Several Christian leaders including Dr. Al Mohler, Dr. Russell Moore, Dr. Danny Akin, Dr. Richard Land, Dr. Ravi Zacharias, Dr. James Dobson, Kay Arthur, Randy Alcorn, Chuck Colson (who was involved in the drafting of the document with Dr. Robert George and Dr. Timothy George), Dr. Jack Graham, Josh McDowell, Tony Perkins, Joni Eareckson Tada, Dr. Michael Youssef, Dr. J.I. Packer, Dr. Wayne Grudem, Dr. Jimmy Draper, and many other prominent Christian leaders have already signed the declaration.
You can read the entirety of the declaration and see a list of the signatories here: http://manhattandeclaration.org/
Basically I believe it to be an extremely eloquent, and possibly historically significant, declaration of a commitment that all Christians should have in the face of the looming threat of increasing pressure for us to back away from certain critical Biblical principles involving the sanctity of life, marriage, and religious liberty.

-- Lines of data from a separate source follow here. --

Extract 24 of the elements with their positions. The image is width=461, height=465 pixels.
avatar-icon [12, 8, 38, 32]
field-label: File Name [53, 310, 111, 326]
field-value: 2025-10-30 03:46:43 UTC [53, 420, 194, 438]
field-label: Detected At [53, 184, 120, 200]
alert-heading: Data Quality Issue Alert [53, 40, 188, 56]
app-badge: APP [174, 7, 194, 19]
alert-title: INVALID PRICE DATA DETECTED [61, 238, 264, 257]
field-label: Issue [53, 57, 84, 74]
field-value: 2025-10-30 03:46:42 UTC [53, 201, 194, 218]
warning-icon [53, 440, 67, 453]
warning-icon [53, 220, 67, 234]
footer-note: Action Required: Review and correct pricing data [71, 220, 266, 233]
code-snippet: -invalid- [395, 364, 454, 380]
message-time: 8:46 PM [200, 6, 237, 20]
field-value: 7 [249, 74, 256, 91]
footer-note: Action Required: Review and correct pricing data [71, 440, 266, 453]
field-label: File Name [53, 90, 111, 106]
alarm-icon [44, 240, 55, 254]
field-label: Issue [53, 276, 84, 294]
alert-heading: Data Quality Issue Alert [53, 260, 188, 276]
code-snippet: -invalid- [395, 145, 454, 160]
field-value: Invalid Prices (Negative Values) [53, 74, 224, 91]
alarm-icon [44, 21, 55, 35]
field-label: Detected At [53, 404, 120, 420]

I think you will appreciate the final paragraph of the declaration:
Because we honor justice and the common good, we will not comply with any edict that purports to compel our institutions to participate in abortions, embryo-destructive research, assisted suicide and euthanasia, or any other anti-life act; nor will we bend to any rule purporting to force us to bless immoral sexual partnerships, treat them as marriages or the equivalent, or refrain from proclaiming the truth, as we know it, about morality and immorality and marriage and the family. We will fully and ungrudgingly render to Caesar what is Caesar’s. But under no circumstances will we render to Caesar what is God’s.